If Heaney’s translation is read with the tone he describes—instead of an interjection with an exclamation point, it’s to be read as a way of expressing the oral tradition of the epic poem, uttered in dark candlelit halls—perhaps the Nobel laureate’s translation is correct after all.

I wrote to Stephen Mitchell, translator of classics like Gilgamesh, The Odyssey, and The Iliad, to find out what he thinks of the new developments. He offered this note:

Not being a linguist, I’m not qualified to give an opinion. But if Dr. Walkden is correct, his understanding would indeed make a subtle but appreciable difference in how a translator deals with the line. I took a few minutes to try it out, and came up with this:

How mighty the Danes were in days gone by
we have heard, and their heroes, the ancient kings:
what prodigious deeds those princes performed!

 

UPDATE:

In response to my inquiry about the misquoting of Seamus Heaney’s translation, Dr.

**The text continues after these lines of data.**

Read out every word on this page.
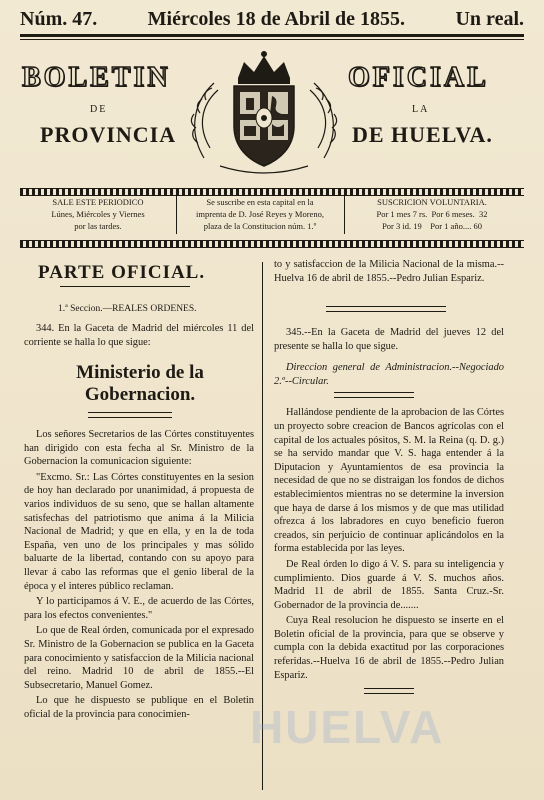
Núm. 47.	Miércoles 18 de Abril de 1855.	Un real.
BOLETIN	OFICIAL
DE	LA
PROVINCIA	DE HUELVA.
SALE ESTE PERIODICO
Lúnes, Miércoles y Viernes
por las tardes.
Se suscribe en esta capital en la
imprenta de D. José Reyes y Moreno,
plaza de la Constitucion núm. 1.º
SUSCRICION VOLUNTARIA.
Por 1 mes 7 rs.  Por 6 meses.  32
Por 3 id. 19    Por 1 año.... 60
PARTE OFICIAL.
1.ª Seccion.—REALES ORDENES.

344. En la Gaceta de Madrid del miércoles 11 del corriente se halla lo que sigue:

Ministerio de la Gobernacion.

Los señores Secretarios de las Córtes constituyentes han dirigido con esta fecha al Sr. Ministro de la Gobernacion la comunicacion siguiente:

"Excmo. Sr.: Las Córtes constituyentes en la sesion de hoy han declarado por unanimidad, á propuesta de varios individuos de su seno, que se hallan altamente satisfechas del patriotismo que anima á la Milicia Nacional de Madrid; y que en ella, y en la de toda España, ven uno de los principales y mas sólido baluarte de la libertad, contando con su apoyo para llevar á cabo las reformas que el genio liberal de la época y el interes público reclaman.

Y lo participamos á V. E., de acuerdo de las Córtes, para los efectos convenientes."

Lo que de Real órden, comunicada por el expresado Sr. Ministro de la Gobernacion se publica en la Gaceta para conocimiento y satisfaccion de la Milicia nacional del reino. Madrid 10 de abril de 1855.--El Subsecretario, Manuel Gomez.

Lo que he dispuesto se publique en el Boletin oficial de la provincia para conocimien-

to y satisfaccion de la Milicia Nacional de la misma.--Huelva 16 de abril de 1855.--Pedro Julian Espariz.

345.--En la Gaceta de Madrid del jueves 12 del presente se halla lo que sigue.

Direccion general de Administracion.--Negociado 2.º--Circular.

Hallándose pendiente de la aprobacion de las Córtes un proyecto sobre creacion de Bancos agrícolas con el capital de los actuales pósitos, S. M. la Reina (q. D. g.) se ha servido mandar que V. S. haga entender á la Diputacion y Ayuntamientos de esa provincia la necesidad de que no se distraigan los fondos de dichos establecimientos mientras no se determine la inversion que haya de darse á los mismos y de que mas utilidad ofrezca á los labradores en cuyo beneficio fueron creados, sin perjuicio de continuar aplicándolos en la forma establecida por las leyes.

De Real órden lo digo á V. S. para su inteligencia y cumplimiento. Dios guarde á V. S. muchos años. Madrid 11 de abril de 1855. Santa Cruz.-Sr. Gobernador de la provincia de.......

Cuya Real resolucion he dispuesto se inserte en el Boletin oficial de la provincia, para que se observe y cumpla con la debida exactitud por las corporaciones referidas.--Huelva 16 de abril de 1855.--Pedro Julian Espariz.

HUELVA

George Walkden wrote this note:

The first part of the press release does attribute “So!” to Heaney’s translation, when in fact it should be “So.” Apologies—I should have spotted and corrected this. Further down in the press release, Heaney’s translation is discussed in more detail, and the correct form “So.” is given, as it is in the original article upon which this press release is based.
I should emphasize, again, that I am not trying to bash translators, especially not Heaney. Heaney was first and foremost a poet, not a specialist in the Old English language. Heaney was, quite naturally, basing his translation upon decades of scholarship that agreed that hwaet “functions as an exclamation calling for immediate attention”, and in that respect his translation is very clever. What I am questioning is the traditional linguistic work on the function and interpretation of hwaet. It is in no way the fault of the translators that they have assumed that this very respectable work is correct.
What my research shows—I think—is that hwaet wasn’t a word on its own (an “interjection”). This is supported by comparing hwaet to other Old English interjections: whereas other interjections are often followed by a “point” (the most common form of Old English punctuation) in manuscripts, hwaet never is. hwaet is also unstressed—a fact recognized by Jakob Grimm—and it doesn’t feature in the list of interjections of a contemporary grammarian, Aelfric. (These aren’t actually my findings; they were observed in a 2000 paper by Eric Stanley.) In addition, my own empirical work on clauses preceded by hwaet—not just this one—shows that there’s a clear difference in verb position between clauses with hwaet and clauses without it. That fact is completely unexpected if hwaet is not a part of the following clause.
The way I arrive at my own interpretation of hwaet, which accounts for these facts, is pretty complex and I won’t try to lay it out here, unless you’re interested.
In summary: the exclamation mark is not important, and the only thing Heaney did “wrong” was to trust existing scholarship.

 

Claire Kelley is the Director of Library and Academic Marketing at Melville House.